Effects of silicon nanocrystallite density on the Raman-scattering spectra of silicon quantum dot superlattices

Abstract

Silicon nanostructures based on silicon quantum dots (SiQDs) in a silicon dielectric are being investigated for application to Si based tandem cells. The main challenge for such a structure is to obtain sufficient carrier mobility and hence a reasonable conductivity. It is believed that the conductivity of such novel SiQDs embedded in a silicon dielectric matrix is controlled by the close spacing of the SiQDs. In this study we grew a-SiO x /a-SiO 2 ordered arrays by reactive RF magnetron co-sputtering. The composition of the SiO, (1<x<2) ordered arrays has been controlled by varying the coverage percentage of the silicon target. On high temperature annealing, phase separation occurs into nano-crystalline Si and amorphous SiO 2 . The Raman scattering spectra presented in this study suggest a dot size-dependent peak below 520 cm -1 (I nc ) and an inter-dot spacing-dependent shoulder between 495 and 500 cm -1 (I s ).

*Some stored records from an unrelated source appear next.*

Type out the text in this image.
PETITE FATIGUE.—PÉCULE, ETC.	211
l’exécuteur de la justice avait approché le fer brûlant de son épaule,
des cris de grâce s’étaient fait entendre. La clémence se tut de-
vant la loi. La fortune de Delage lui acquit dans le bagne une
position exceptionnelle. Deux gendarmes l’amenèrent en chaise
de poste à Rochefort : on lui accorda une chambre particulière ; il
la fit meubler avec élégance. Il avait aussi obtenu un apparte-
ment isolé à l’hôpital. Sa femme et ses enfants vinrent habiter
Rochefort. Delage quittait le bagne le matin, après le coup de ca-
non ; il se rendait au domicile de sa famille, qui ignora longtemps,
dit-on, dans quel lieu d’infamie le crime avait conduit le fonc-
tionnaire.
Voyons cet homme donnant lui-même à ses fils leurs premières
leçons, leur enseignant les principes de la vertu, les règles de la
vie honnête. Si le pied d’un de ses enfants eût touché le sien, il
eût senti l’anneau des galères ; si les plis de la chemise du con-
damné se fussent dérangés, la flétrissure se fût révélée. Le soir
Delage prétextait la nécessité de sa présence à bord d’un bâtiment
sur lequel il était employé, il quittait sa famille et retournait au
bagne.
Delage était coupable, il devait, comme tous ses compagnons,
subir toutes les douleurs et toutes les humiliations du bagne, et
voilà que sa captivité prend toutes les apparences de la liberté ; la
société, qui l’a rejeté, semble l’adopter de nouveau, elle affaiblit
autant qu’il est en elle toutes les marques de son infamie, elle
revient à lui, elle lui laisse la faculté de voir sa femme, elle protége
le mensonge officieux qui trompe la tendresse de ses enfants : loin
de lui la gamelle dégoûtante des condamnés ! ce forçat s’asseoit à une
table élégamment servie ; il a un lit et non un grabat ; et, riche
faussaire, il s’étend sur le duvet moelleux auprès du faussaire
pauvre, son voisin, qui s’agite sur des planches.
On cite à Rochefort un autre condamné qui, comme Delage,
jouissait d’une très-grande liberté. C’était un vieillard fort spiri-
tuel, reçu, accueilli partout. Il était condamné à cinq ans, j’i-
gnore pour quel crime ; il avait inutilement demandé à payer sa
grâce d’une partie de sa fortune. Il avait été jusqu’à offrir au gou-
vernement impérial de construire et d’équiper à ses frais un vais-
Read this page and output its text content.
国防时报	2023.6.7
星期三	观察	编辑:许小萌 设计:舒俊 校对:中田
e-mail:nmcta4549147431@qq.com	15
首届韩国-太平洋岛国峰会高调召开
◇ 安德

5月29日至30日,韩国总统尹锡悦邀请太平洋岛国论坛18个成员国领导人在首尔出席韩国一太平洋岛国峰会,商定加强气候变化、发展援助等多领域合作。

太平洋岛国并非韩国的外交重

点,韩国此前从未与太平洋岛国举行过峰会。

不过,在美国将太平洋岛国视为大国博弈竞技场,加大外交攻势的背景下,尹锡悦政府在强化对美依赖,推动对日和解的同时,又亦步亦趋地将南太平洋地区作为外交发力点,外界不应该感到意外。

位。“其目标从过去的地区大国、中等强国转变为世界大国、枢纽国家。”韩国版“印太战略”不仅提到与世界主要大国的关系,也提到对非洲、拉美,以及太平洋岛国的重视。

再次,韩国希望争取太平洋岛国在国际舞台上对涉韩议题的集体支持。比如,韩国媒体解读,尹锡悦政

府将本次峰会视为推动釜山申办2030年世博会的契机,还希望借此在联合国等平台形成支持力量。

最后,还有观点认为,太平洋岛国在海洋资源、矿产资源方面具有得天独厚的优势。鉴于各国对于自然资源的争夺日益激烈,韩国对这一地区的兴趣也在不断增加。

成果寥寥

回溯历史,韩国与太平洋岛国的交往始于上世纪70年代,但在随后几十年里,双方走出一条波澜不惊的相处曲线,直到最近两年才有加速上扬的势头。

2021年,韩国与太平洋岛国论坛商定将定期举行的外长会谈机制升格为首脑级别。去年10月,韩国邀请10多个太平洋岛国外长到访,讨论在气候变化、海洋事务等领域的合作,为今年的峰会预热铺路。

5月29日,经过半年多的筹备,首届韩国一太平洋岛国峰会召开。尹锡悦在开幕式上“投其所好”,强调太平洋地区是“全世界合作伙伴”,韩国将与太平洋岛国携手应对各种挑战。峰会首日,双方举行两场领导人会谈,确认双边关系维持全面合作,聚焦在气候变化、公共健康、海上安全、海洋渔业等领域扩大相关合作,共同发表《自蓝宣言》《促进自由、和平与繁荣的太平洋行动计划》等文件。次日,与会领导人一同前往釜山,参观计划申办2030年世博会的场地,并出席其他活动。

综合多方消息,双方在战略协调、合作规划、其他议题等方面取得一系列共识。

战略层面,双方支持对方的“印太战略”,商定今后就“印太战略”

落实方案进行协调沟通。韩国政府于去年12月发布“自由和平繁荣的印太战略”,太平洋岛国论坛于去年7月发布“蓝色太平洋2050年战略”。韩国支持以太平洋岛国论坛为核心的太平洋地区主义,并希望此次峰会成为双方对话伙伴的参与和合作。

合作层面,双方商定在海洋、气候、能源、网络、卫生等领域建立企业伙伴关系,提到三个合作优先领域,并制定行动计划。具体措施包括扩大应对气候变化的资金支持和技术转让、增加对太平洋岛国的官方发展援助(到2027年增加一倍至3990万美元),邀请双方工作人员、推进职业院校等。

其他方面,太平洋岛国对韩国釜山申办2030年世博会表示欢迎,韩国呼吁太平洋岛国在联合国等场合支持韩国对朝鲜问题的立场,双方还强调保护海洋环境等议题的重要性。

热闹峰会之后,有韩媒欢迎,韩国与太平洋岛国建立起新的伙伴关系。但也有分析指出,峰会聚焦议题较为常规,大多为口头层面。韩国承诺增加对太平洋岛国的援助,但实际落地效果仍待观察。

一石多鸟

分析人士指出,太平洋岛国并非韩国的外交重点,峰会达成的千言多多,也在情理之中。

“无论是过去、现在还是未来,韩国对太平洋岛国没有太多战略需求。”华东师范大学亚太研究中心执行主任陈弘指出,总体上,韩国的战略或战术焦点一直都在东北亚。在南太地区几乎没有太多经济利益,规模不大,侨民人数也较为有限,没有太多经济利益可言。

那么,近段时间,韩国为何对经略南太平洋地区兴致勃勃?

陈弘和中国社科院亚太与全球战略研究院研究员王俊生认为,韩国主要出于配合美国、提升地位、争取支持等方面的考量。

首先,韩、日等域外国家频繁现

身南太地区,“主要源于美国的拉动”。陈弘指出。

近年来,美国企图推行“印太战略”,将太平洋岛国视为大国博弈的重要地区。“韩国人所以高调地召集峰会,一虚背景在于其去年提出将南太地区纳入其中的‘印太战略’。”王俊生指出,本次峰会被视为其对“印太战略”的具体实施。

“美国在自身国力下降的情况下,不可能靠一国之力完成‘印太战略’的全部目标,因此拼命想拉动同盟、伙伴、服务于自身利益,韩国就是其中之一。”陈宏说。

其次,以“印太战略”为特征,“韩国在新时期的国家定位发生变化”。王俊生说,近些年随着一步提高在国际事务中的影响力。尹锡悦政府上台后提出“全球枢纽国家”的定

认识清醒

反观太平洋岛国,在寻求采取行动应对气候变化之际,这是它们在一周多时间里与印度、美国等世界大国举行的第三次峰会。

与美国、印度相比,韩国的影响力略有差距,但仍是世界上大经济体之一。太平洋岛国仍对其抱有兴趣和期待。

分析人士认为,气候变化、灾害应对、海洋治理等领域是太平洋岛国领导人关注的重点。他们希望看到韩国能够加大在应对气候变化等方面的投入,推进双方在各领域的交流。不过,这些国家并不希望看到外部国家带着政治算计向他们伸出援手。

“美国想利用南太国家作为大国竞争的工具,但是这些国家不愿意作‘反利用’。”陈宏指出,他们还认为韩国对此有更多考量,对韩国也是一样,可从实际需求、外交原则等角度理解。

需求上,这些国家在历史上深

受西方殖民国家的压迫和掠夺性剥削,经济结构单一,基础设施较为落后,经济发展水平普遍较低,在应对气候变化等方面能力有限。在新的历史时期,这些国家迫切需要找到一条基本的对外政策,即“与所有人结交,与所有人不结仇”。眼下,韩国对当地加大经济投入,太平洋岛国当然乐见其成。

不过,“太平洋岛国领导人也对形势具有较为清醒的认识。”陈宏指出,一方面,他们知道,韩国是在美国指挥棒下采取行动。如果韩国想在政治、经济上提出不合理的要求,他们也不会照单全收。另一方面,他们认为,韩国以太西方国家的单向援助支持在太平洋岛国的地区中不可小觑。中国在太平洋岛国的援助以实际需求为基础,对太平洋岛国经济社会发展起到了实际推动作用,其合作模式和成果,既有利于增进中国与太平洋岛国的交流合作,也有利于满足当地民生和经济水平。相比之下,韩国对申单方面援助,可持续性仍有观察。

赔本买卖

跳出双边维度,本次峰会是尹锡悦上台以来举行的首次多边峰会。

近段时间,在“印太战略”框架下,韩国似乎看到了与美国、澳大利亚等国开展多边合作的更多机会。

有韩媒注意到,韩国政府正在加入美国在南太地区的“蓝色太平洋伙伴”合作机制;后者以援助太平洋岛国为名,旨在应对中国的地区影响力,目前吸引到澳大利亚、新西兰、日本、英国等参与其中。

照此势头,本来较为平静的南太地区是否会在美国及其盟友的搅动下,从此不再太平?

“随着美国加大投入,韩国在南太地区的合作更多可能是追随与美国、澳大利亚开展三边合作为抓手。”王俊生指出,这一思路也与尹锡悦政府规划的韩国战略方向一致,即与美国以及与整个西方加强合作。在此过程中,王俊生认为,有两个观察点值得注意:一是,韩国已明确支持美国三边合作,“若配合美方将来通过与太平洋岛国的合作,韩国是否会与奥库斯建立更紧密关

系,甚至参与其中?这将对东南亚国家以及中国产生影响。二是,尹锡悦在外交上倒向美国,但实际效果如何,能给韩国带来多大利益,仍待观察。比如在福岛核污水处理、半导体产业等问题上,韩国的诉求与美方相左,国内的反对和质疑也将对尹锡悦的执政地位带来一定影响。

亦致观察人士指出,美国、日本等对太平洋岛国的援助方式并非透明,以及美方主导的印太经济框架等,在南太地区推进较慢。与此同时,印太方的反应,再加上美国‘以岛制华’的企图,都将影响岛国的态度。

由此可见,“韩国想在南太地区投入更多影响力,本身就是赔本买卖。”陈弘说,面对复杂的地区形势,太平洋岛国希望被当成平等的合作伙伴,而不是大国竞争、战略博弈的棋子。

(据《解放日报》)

The correlation between crystalline silicon density and ratio of the relative integrated intensity of SiQDs and its shoulder bands are presented. The size of the SiQDs is also confirmed by structural analysis through transmission electron microscopy (TEM) and X-ray diffraction (XRD). Initial analysis of the relationship between the relative integrated intensity (J nc /I s ,) and conductivity of SiQD superlattices with various compositions of the SiO x are presented.